Messages

As a girl, Mum was a dancer 

This morning, I was sorting through my cache of hotmail e-mails that go back seventeen years. I came across this  message that I sent to my brother Paul on September 2nd, 2007. At that time, our mother Doreen was residing in a residential home in Beverley and reaching the end of her life.  She died just eleven days later at the age of eighty six.

⦿

Dear Paul,

We all went over to see mum in Beverley today - me, Shirley, Ian and Frances. We had Sunday lunch in "The Rose and Crown" - it scored a measly five out of ten on my edibility gauge.

Mum was asleep when we got to her room - lying on her new bed which has sides and electronic vibration through a super-duper hospital mattress. This is for her painful bed sores and especially her painful feet. She's probably drugged up too. I doubt that she is ever out of that bed now and wonder if she will ever make it to her chair again. Her "Sunday Express" was unread like Saturday's "Daily Express". She lives in a kind of slumber - fading away with only occasional flashes of her old spirit.

As on previous visits she asked me how old she is. She had no recollection of Katie's visit in mid-August and was surprised that Shirley and I had been to France. We bought her a little souvenir in Lourdes but getting it out of the little paper bag seemed like a test in the Krypton Factor. In the end we had to get it out for her and she stared for a moment at the back of it as if not realising where the front of it was. I put a new picture on her wall of some bluebell woods and rather sweetly she said it reminded her of her childhood in Rawmarsh when she would walk to her bluebell wood past the "fever hospital".

I asked her about "When you have passed away" and she confirmed - no religion - just a simple ceremony at the crematorium. I think I am going to get in touch with the British Humanist Society who will conduct funeral ceremonies now. Maybe one of their reps might visit mum in Westwood Park and get to know her a little before the inevitable end.

She was very thirsty when we were there and seemed to appreciate the non-alcoholic drinks we plied her with. I don't think the staff have time to persuade and cajole residents to eat and drink. 

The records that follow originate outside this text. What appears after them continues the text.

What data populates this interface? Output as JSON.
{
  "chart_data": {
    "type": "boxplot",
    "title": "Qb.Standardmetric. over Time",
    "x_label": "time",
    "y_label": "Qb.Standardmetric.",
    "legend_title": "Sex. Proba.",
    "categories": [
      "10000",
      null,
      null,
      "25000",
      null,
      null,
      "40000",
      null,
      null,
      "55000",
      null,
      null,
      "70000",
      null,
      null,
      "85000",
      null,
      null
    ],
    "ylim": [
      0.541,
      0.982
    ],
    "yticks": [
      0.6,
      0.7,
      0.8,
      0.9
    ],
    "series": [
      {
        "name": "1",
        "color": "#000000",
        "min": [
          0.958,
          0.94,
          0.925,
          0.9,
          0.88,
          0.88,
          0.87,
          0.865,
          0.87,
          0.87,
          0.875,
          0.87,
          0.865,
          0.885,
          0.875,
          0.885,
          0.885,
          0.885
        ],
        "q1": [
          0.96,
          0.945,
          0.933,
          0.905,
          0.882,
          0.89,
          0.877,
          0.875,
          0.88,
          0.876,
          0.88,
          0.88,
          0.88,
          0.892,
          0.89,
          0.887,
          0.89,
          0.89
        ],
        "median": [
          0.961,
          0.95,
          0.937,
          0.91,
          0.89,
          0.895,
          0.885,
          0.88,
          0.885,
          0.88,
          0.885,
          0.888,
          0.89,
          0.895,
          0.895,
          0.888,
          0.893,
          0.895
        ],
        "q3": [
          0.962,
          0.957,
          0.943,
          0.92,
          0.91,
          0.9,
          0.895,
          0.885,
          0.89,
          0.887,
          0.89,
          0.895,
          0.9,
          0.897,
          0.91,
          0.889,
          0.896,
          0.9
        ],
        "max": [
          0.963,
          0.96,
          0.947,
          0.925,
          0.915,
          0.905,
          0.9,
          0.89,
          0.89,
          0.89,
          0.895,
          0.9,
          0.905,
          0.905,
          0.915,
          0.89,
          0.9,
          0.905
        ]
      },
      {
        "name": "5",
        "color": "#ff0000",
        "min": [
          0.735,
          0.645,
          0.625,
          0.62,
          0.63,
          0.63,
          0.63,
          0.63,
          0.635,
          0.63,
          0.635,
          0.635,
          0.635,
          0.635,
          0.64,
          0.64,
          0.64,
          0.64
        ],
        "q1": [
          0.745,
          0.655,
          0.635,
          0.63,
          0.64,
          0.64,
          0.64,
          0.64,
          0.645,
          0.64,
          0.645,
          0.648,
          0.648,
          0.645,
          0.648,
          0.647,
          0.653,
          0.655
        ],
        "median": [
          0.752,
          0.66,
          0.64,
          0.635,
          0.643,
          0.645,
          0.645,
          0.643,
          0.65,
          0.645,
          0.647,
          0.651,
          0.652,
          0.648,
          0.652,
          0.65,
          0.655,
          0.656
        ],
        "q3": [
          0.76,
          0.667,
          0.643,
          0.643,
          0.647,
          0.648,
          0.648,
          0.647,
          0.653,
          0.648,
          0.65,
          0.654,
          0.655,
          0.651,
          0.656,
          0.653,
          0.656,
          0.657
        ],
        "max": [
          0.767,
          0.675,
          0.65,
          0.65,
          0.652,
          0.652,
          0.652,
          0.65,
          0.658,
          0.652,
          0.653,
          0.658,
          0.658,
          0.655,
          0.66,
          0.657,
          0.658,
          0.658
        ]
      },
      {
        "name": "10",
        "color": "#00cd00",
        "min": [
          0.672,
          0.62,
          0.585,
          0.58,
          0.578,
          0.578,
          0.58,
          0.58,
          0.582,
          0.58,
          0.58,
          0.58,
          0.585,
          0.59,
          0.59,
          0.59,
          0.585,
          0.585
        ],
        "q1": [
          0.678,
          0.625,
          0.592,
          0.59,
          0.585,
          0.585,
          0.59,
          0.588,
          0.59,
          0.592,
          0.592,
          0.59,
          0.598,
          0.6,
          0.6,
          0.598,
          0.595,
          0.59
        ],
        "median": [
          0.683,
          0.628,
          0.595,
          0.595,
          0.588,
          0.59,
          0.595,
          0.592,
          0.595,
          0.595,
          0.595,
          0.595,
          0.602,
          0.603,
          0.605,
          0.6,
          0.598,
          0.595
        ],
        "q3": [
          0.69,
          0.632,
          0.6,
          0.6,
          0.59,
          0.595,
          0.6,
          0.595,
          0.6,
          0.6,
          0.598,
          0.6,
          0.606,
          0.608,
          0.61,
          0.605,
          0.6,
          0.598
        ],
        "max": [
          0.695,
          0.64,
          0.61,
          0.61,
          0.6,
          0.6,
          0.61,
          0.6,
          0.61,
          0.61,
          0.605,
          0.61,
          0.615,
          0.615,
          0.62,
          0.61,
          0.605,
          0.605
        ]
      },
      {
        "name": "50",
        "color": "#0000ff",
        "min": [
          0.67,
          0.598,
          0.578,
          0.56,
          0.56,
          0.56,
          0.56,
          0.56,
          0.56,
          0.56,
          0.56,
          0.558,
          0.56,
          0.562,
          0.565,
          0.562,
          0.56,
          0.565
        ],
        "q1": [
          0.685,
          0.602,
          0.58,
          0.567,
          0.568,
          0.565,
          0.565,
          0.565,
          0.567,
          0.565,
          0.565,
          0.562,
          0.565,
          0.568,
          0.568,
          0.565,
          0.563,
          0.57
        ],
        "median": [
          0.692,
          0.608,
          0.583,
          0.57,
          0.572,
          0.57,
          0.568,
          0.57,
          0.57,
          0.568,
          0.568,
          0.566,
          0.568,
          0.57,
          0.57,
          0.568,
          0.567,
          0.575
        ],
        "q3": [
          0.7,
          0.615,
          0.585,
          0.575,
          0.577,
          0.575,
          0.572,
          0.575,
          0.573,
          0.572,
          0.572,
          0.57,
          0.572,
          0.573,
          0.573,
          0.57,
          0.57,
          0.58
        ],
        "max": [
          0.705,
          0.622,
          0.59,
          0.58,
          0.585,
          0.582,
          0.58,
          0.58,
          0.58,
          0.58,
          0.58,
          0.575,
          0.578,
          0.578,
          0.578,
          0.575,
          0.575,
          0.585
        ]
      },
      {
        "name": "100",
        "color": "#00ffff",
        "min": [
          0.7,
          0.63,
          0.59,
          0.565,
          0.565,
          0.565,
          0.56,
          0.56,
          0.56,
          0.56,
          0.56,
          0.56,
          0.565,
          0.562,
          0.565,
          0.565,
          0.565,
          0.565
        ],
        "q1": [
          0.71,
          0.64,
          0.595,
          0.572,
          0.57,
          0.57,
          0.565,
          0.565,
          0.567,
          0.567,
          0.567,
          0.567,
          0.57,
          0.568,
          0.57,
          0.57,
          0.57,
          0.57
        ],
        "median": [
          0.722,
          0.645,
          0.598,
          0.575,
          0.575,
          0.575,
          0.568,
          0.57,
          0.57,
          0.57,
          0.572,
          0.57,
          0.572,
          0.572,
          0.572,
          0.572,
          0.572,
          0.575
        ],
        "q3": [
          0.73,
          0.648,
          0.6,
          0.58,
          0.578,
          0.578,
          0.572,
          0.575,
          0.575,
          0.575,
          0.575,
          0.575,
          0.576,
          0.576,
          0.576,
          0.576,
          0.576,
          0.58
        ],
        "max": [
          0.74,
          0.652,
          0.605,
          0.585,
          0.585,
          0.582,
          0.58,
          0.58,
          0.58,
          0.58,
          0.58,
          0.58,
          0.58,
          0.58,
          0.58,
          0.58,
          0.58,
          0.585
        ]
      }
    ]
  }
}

It's very nearly twenty eight years since Dad died - Sept 14th 1979. If there were a heaven I would think that Mum will be meeting up with him again before this month is out. She's so weak and thin and sleepy.

Neil

⦿

On the day that she died I was at work and what happened that day still leaves a bitter taste in my mouth. Apparently, the residential home phoned the school where I worked at ten in the morning. They urgently wanted to tell me that Mum was fading fast and perhaps I might like to get over to Beverley to be with her. Beverley is about an hour and twenty minutes by car from Sheffield. Mum died at around two thirty that day. However, I never got the phone message until four o'clock when I just happened to be at the school reception desk.

Judith, the lead receptionist told me she had received the phone message  but I did not pick up my classroom phone when she tried my number. I said, "I am not always in my classroom. I may have been elsewhere! Why didn't you send someone to find me?"  Judith apologised most profusely but it was far too late. Mum was already dead.

Afterwards, I thought of all the times I had "gone the extra mile" for that school and  this seemed to be  my  reward - denied the opportunity to be at my mother's bedside when  she died. The manager of Westwood Park  residential home  later told me that she had stressed to Judith that it was an important call and wondered why I hadn't phoned back.